TCK’nın 158/1-d bendinde belirtilen, kamu kurum ve kuruluşlarının, kamu meslek kuruluşlarının, siyasî parti, vakıf veya dernek tüzel kişiliklerinin araç olarak kullanılması suretiyle dolandırıcılık suçunun işlenmesi, nitelikli hâl kabul edilmiştir. Söz konusu kurum ya da kuruluşların konumunun suçun işlenmesinde kolaylık sağlayacağı düşüncesi, bu kurum ve kuruluşların bu suçta araç olarak kullanılmasının, ağırlaştırıcı neden olmasını gerektirmiştir.
Bu nitelikli halin uygulanabilmesi için, bunların isminin kullanılması yeterli olmayıp maddi varlığının kullanılması gerekmektedir. Araç olarak kullanılma, bu kurum veya kuruluşlara ait yazı veya belgeleri amaç dışı olarak kullanmak şeklinde olabilir.

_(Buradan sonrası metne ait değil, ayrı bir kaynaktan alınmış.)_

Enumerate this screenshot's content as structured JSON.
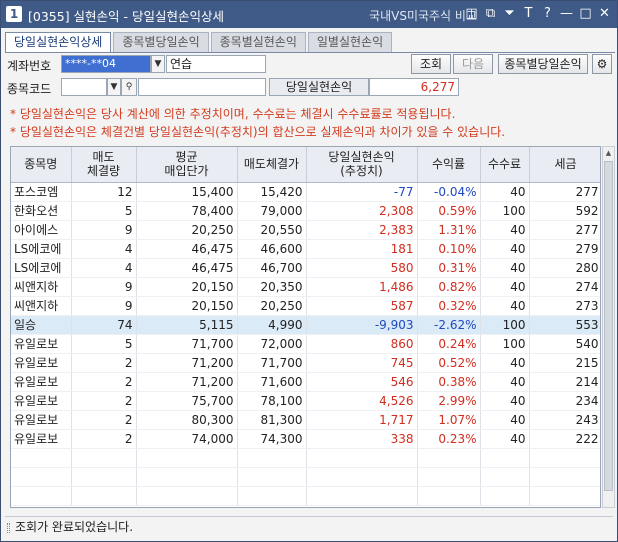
{
  "window": {
    "logo": "1",
    "title": "[0355] 실현손익 - 당일실현손익상세",
    "right_link": "국내VS미국주식 비교"
  },
  "tabs": [
    {
      "label": "당일실현손익상세"
    },
    {
      "label": "종목별당일손익"
    },
    {
      "label": "종목별실현손익"
    },
    {
      "label": "일별실현손익"
    }
  ],
  "form": {
    "account_label": "계좌번호",
    "account_value": "****-**04",
    "account_name": "연습",
    "code_label": "종목코드",
    "code_value": "",
    "pnl_label": "당일실현손익",
    "pnl_value": "6,277",
    "query_button": "조회",
    "next_button": "다음",
    "by_stock_button": "종목별당일손익"
  },
  "notes": [
    "* 당일실현손익은 당사 계산에 의한 추정치이며, 수수료는 체결시 수수료률로 적용됩니다.",
    "* 당일실현손익은 체결건별 당일실현손익(추정치)의 합산으로 실제손익과 차이가 있을 수 있습니다."
  ],
  "table": {
    "headers": [
      "종목명",
      "매도\n체결량",
      "평균\n매입단가",
      "매도체결가",
      "당일실현손익\n(추정치)",
      "수익률",
      "수수료",
      "세금"
    ],
    "rows": [
      {
        "name": "포스코엠",
        "qty": "12",
        "avg": "15,400",
        "sell": "15,420",
        "pnl": "-77",
        "rate": "-0.04%",
        "fee": "40",
        "tax": "277",
        "sign": "neg"
      },
      {
        "name": "한화오션",
        "qty": "5",
        "avg": "78,400",
        "sell": "79,000",
        "pnl": "2,308",
        "rate": "0.59%",
        "fee": "100",
        "tax": "592",
        "sign": "pos"
      },
      {
        "name": "아이에스",
        "qty": "9",
        "avg": "20,250",
        "sell": "20,550",
        "pnl": "2,383",
        "rate": "1.31%",
        "fee": "40",
        "tax": "277",
        "sign": "pos"
      },
      {
        "name": "LS에코에",
        "qty": "4",
        "avg": "46,475",
        "sell": "46,600",
        "pnl": "181",
        "rate": "0.10%",
        "fee": "40",
        "tax": "279",
        "sign": "pos"
      },
      {
        "name": "LS에코에",
        "qty": "4",
        "avg": "46,475",
        "sell": "46,700",
        "pnl": "580",
        "rate": "0.31%",
        "fee": "40",
        "tax": "280",
        "sign": "pos"
      },
      {
        "name": "씨앤지하",
        "qty": "9",
        "avg": "20,150",
        "sell": "20,350",
        "pnl": "1,486",
        "rate": "0.82%",
        "fee": "40",
        "tax": "274",
        "sign": "pos"
      },
      {
        "name": "씨앤지하",
        "qty": "9",
        "avg": "20,150",
        "sell": "20,250",
        "pnl": "587",
        "rate": "0.32%",
        "fee": "40",
        "tax": "273",
        "sign": "pos"
      },
      {
        "name": "일승",
        "qty": "74",
        "avg": "5,115",
        "sell": "4,990",
        "pnl": "-9,903",
        "rate": "-2.62%",
        "fee": "100",
        "tax": "553",
        "sign": "neg",
        "highlight": true
      },
      {
        "name": "유일로보",
        "qty": "5",
        "avg": "71,700",
        "sell": "72,000",
        "pnl": "860",
        "rate": "0.24%",
        "fee": "100",
        "tax": "540",
        "sign": "pos"
      },
      {
        "name": "유일로보",
        "qty": "2",
        "avg": "71,200",
        "sell": "71,700",
        "pnl": "745",
        "rate": "0.52%",
        "fee": "40",
        "tax": "215",
        "sign": "pos"
      },
      {
        "name": "유일로보",
        "qty": "2",
        "avg": "71,200",
        "sell": "71,600",
        "pnl": "546",
        "rate": "0.38%",
        "fee": "40",
        "tax": "214",
        "sign": "pos"
      },
      {
        "name": "유일로보",
        "qty": "2",
        "avg": "75,700",
        "sell": "78,100",
        "pnl": "4,526",
        "rate": "2.99%",
        "fee": "40",
        "tax": "234",
        "sign": "pos"
      },
      {
        "name": "유일로보",
        "qty": "2",
        "avg": "80,300",
        "sell": "81,300",
        "pnl": "1,717",
        "rate": "1.07%",
        "fee": "40",
        "tax": "243",
        "sign": "pos"
      },
      {
        "name": "유일로보",
        "qty": "2",
        "avg": "74,000",
        "sell": "74,300",
        "pnl": "338",
        "rate": "0.23%",
        "fee": "40",
        "tax": "222",
        "sign": "pos"
      }
    ]
  },
  "status": "조회가 완료되었습니다.",
  "colors": {
    "titlebar": "#3f5a86",
    "positive": "#d22d1f",
    "negative": "#1f48c4",
    "note": "#d23b1e",
    "highlight_row": "#dbeaf7"
  },
  "icons": [
    "window-logo-icon",
    "minimize-icon",
    "restore-icon",
    "pin-icon",
    "font-size-icon",
    "help-icon",
    "maximize-icon",
    "close-icon",
    "settings-gear-icon",
    "search-icon"
  ]
}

Bu kurumlara ait kimlik belgesinin gösterilmesi, basılı evraklarının, kıyafetlerinin,
taşıtlarının kullanılması mağdurda güven oluşumunu sağlayacaktır.
Somut olayda; sanıkların olay tarihinde birlikte hareket ederek, katılana ait evin önüne geldikleri, Hayrettin bina önünde beklerken diğer iki sanığın daire girişine çıkarak önce elektrik sayacının mührünü söktükleri, sonra da kapıyı çalıp çıkan katılana Bedaş’tan geliyoruz mühür sökülmüş bunun 2.500. TL cezası var, Bedaş’ın bilgisi olmadan aramızda halledebiliriz 500. TL ver dedikleri ve katılandan 500. TL alıp oradan ayrıldıkları olayda, maddi varlıkları hile unsuru olarak kullanılmayan, kamu kurum ve kuruluşlarının araç olarak kullanılmasından söz edilemeyeceğinden sanıkların eyleminin TCK’nın 157/1 maddesinde düzenlenen basit dolandırıcılık suçunu oluşturduğu gözetilmeksizin aynı yasanın 158/1-d maddesi kapsamında nitelikli dolandırıcılık suçunun oluştuğunun kabulü ile yazılı şekilde hüküm kurulması,
Kabule göre de,
1-)Dolandırıcılık suçundan kurulan hükümlerde, hapis cezası alt sınırdan tayin olunduğu halde ayrıca yasal ve yeterli gerekçe gösterilmeden aynı gerekçeyle adli para cezasına esas alınması gereken tam gün sayısının alt sınırdan uzaklaşılarak tayini suretiyle çelişkiye düşülmesi,
2-)TCK’nın 50, 51 maddesinin ve CMK’nın 231. maddesinin uygulanmasına yer olmadığına karar verilirken yasal ve yeterli gerekçe gösterilmemesi,
Bozmayı gerektirmiş, sanıkların temyiz itirazları bu itibarla yerinde görülmüş olduğundan hükmün bu sebepten dolayı 5320 sayılı Kanunun 8/1. maddesi gereğince uygulanması gereken 1412 sayılı CMUK’nın 321. maddesi uyarınca BOZULMASINA, 13/01/2014 tarihinde oy birliği ile karar verildi.